自宅から自転車で五分の通勤を続けておらせれると言う。
信州佐久平の病院は医療研修医に評判が良く全国から来るという。 私のかかりつけの耳鼻科の医師に尋ねるとよく知っていた。
今、勤務の傍ら日本百名山に登るという計画を立てるほどに恢復しておられる。山に生まれ山で育つた彼は人間の宿命とも言える生まれたところへ帰るという回帰本能が芽生えたというのでしょうか。

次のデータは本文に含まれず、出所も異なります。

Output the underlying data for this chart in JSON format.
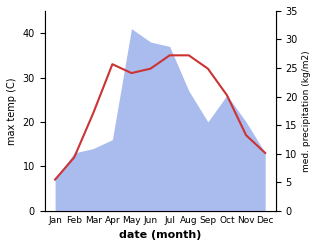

小説家は随筆を書くなと言う開高健さんの言葉を今どのように感じておられるのか。彼の随筆を読むたびに思うのである。彼の随筆は読む薬として広く処方されている。読者の層は広く浮気をしないらしい。作者の優しさと真実が読む者に心地良い癒しを与えてくれる。心の持ちようでなんとでもなるものだと感じ取らせてくれる。
彼は言う、どんな患者でも何処が悪くても奇跡が起こり治るのだと言う人が殆どだという。死なないと思っているという。が・・・。
人間はどんなに金持ちでも貧しくても平等に死を迎えるのだと。
「あの憎たらしい奴が死なないのに俺が死ぬのは不公平だ」と言うことはないのだ。